“Joe,” said she, “do they shoe at Peter’s shop?”
“Yes, Peter shoes lots of horses; but they go round to the houses to shoe oxen, carry the shoes and nails, and cast the cattle in the barn floor” (slings were not in use then) “to nail them on.”
“Do they ever shoe rams?”
Joe’s features instantly assumed a terrified expression. He colored to the very tips of his ears, but uttered no word.
“If,” said Sally, “it had been Ben Rhines, Seth Warren, Charlie, or anybody that could have taken their own part; but to set to work on that poor old man, one of the kindest men that ever lived, who took in that miserable Pete Clash, and clothed him, when he had no place to put his head, and whom everybody loves, to run the risk of killing or crippling him for life, I say it’s real mean!”
Joe made no reply, and Sally saw something very much like a tear in his eye.
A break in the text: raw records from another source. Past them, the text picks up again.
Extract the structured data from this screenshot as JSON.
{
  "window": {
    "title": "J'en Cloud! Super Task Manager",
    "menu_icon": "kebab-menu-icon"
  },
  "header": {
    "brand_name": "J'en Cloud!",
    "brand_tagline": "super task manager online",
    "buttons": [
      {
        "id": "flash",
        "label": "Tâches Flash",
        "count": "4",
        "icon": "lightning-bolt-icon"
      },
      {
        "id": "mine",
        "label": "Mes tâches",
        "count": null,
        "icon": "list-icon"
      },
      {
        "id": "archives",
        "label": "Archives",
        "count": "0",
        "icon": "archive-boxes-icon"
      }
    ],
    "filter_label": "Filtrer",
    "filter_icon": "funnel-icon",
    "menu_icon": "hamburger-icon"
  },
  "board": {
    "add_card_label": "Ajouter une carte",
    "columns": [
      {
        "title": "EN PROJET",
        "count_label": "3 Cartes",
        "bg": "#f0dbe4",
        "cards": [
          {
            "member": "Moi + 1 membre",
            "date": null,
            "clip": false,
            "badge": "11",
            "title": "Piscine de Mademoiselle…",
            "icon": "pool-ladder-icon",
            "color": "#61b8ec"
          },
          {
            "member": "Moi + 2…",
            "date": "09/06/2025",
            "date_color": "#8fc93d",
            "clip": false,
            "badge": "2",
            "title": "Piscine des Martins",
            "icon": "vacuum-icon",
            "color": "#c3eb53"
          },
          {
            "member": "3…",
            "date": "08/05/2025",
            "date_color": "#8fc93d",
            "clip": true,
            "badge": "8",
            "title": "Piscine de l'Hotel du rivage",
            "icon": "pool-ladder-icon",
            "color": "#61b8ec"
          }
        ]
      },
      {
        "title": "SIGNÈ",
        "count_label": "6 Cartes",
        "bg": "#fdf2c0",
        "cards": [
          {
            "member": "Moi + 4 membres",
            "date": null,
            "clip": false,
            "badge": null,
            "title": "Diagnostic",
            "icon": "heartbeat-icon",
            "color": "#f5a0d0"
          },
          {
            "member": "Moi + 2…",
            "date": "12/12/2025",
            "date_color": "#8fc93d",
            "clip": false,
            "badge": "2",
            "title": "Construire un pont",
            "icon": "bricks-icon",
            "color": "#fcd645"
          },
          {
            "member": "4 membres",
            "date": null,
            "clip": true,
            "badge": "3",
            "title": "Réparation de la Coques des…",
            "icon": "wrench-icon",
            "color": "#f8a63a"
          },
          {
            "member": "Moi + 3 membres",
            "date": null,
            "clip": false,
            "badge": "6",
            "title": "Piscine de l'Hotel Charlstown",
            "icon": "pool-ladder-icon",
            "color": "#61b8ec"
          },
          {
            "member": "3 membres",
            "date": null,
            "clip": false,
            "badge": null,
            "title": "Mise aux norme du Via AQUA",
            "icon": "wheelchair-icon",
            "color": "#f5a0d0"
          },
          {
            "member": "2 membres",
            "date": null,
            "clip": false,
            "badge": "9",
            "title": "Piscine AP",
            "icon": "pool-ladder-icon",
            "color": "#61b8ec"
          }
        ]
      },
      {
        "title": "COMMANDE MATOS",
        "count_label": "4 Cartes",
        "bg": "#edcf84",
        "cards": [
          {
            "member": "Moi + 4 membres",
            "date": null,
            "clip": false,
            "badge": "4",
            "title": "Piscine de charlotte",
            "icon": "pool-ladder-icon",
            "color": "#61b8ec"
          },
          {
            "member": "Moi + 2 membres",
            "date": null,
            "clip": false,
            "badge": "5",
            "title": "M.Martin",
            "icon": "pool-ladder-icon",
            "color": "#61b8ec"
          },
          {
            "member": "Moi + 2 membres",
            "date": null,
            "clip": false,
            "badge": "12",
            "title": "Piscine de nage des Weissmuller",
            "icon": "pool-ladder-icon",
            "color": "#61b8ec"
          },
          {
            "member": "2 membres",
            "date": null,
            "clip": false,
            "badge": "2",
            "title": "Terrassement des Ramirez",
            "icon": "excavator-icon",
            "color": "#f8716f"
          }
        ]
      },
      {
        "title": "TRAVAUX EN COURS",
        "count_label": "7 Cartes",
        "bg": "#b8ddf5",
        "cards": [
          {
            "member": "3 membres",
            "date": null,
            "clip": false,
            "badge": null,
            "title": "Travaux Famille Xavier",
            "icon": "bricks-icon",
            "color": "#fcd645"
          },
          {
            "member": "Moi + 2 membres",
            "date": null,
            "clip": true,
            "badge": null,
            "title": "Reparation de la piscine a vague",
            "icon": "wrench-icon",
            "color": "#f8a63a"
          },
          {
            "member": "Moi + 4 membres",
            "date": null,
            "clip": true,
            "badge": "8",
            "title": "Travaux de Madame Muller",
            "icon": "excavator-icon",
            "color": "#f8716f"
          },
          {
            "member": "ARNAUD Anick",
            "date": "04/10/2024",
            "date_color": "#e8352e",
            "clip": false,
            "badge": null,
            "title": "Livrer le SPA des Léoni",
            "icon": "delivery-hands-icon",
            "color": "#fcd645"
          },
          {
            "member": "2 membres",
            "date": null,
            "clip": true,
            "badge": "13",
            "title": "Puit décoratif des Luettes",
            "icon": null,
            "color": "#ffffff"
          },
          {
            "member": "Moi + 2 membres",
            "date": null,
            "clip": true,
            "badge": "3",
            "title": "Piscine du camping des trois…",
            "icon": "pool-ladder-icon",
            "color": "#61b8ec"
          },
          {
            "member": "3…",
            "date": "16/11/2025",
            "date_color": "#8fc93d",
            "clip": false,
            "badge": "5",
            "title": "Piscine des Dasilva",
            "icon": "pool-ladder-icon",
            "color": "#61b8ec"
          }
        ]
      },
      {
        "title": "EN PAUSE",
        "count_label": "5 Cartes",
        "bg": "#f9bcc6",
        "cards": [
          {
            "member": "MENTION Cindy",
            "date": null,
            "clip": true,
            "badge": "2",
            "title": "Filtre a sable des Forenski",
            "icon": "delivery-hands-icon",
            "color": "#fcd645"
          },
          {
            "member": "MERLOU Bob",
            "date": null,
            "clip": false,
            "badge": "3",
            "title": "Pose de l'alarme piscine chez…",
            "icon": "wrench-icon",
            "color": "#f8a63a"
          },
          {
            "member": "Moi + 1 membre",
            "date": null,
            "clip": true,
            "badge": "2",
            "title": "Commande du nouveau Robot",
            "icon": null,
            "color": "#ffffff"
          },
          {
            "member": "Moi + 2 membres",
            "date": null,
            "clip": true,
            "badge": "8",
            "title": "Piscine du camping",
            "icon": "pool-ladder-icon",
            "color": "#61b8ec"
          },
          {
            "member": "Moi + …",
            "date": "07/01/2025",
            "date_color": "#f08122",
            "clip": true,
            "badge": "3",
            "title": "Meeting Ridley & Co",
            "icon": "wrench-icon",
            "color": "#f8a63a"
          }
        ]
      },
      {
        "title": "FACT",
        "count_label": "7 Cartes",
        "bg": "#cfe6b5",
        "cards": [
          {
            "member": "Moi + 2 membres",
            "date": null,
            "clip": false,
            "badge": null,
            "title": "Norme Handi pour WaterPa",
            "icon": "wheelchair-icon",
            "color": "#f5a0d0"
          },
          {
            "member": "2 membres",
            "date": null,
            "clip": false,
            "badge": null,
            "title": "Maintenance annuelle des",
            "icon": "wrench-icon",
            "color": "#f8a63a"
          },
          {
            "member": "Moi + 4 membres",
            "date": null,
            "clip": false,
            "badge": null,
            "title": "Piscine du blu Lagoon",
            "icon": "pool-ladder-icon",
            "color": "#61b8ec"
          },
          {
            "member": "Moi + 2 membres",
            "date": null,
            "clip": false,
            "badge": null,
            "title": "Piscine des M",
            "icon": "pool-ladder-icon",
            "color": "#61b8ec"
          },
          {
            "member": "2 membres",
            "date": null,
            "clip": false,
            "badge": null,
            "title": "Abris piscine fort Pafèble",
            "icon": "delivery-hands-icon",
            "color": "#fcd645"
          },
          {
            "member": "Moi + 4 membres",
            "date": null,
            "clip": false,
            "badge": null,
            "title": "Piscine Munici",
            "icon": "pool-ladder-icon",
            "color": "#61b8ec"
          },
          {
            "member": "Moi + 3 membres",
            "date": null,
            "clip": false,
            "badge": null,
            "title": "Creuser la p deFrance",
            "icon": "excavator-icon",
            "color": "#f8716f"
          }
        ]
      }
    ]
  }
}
She pitied him from the bottom of her heart, but felt that for the reformation of such an incorrigible sinner it was her duty to go on.
“Did you ever see that before?” she inquired, holding before the terrified culprit the identical shoe, with the nails still sticking in it.
Joe uttered a groan.
“If it should get out, the neighbors would never speak to you again, and you’d have to leave town. I know you feel bad,” she continued, bursting into tears; “but what did put it into your head?”